Due to the coronavirus pandemic, American Society for Photogrammetry and Remote Sensing (ASPRS) president Jeff Lovin, CP, PS, was recently sworn in as the organization’s new leader during an online conference program.
Delivering a digital address directed to the surveyor and geospatial community at large, Lovin shared that the organization will continue to thrive through turbulent times.
“We’ve had some tragic and devastating changes to our leadership. We’ve endured the challenges all professional organizations have faced through the great recession. And now I guess we can add a global pandemic to the list,” he says. “In spite of all that I can proudly say, we are not only surviving, we are doing well as an organization.”
Certified as photogrammetrist in 2003, Lovin is senior vice president and marketing director for Woolpert, an architecture, engineering and geospatial firm that has been a sustaining member of ASPRS since 1982.
“ASPRS is the original geospatial organization, founded in 1934, and is responsible for our mapping standards and our credentials,” says Lovin, who will now be the steward of those standards as the organization’s new president.
In conversation with POB, Lovin further shares his vision to preserve the credentials of the land surveying and geospatial profession.
What do you think is the main issue facing the land surveying and geospatial profession today?
In my opinion, one of the biggest issues facing the surveying and geospatial profession today is the threat of de-licensure. As software and technology advance — and we should embrace and adopt that progress — some tasks are eased to a point that an outsider is more likely to look at a particular survey or mapping task and say, “Why do I need a license to do that?”
Just because the actual task or work becomes easier, it does not change the risk or legal liability of the individual performing the work.

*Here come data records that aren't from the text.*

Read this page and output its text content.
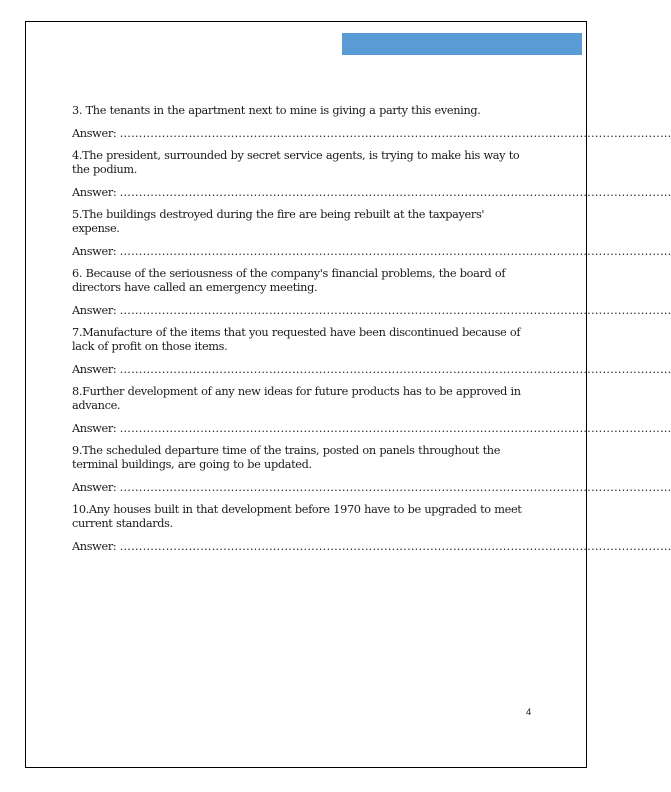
3. The tenants in the apartment next to mine is giving a party this evening.

Answer: ………………………………………………………………………………………………………………………………

4.The president, surrounded by secret service agents, is trying to make his way to the podium.

Answer: ………………………………………………………………………………………………………………………………

5.The buildings destroyed during the fire are being rebuilt at the taxpayers' expense.

Answer: ………………………………………………………………………………………………………………………………

6. Because of the seriousness of the company's financial problems, the board of directors have called an emergency meeting.

Answer: ………………………………………………………………………………………………………………………………

7.Manufacture of the items that you requested have been discontinued because of lack of profit on those items.

Answer: ………………………………………………………………………………………………………………………………

8.Further development of any new ideas for future products has to be approved in advance.

Answer: ………………………………………………………………………………………………………………………………

9.The scheduled departure time of the trains, posted on panels throughout the terminal buildings, are going to be updated.

Answer: ………………………………………………………………………………………………………………………………

10.Any houses built in that development before 1970 have to be upgraded to meet current standards.

Answer: ………………………………………………………………………………………………………………………………

4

It is upon organizations like ASPRS, National Society of Professional Engineers, National Society of Professional Surveyors, etc., to educate government officials on the importance of licensing individuals who are doing work that affects the public health, safety and welfare — just like our engineers and surveyors.
ASPRS certified photogrammetrists also must be licensed as surveyors to provide mapping services in many states. ASPRS is concerned with protecting the accuracy of these deliverables and, by extension, the integrity of the profession.
What are your plans as president to preserve this integrity?
As president of ASPRS, one of my goals is to bring clarity to the organization’s role in the surveying and geospatial community. ASPRS is the go-to organization for photogrammetry and remote sensing education and certification, as well as mapping specifications. These align to support the need for professional certification and licensure.
How would you say your career background informs your leadership as president?
I have spent all 34 years of my career at Woolpert, a global architectural, engineering and geospatial services firm. Woolpert has always valued the importance of ASPRS, and I was exposed to the organization early in my career.
I also have had the privilege to serve in a leadership capacity in other national geospatial organizations, such as MAPPS, the Coalition of Geospatial Organizations, and was appointed to the Federal Geographic Data Committee’s Federal Advisory Committee, the National Geospatial Advisory Council. These roles have helped prepare me for this position by providing knowledge, experience and perspective.
What technology should land surveyors and geospatial professionals be readily adopting today?
I am not sure if I can point to one overriding technology that we should all run out and purchase right now — there are many. Here at our firm, we have always been aggressive in deploying the latest technologies in surveying and mapping. I remember operating one of the first field GPS units nearly 30 years ago. We were a pioneer in LiDar in the late 1990s, and we were the first surveying and mapping firm to get a 333 Exemption from the FAA to fly unmanned aircraft systems commercially in designated airspace. So I would challenge my peers not to fear or fight technology that seems disruptive or that changes how we do our work, but rather, embrace it, and adapt your business accordingly.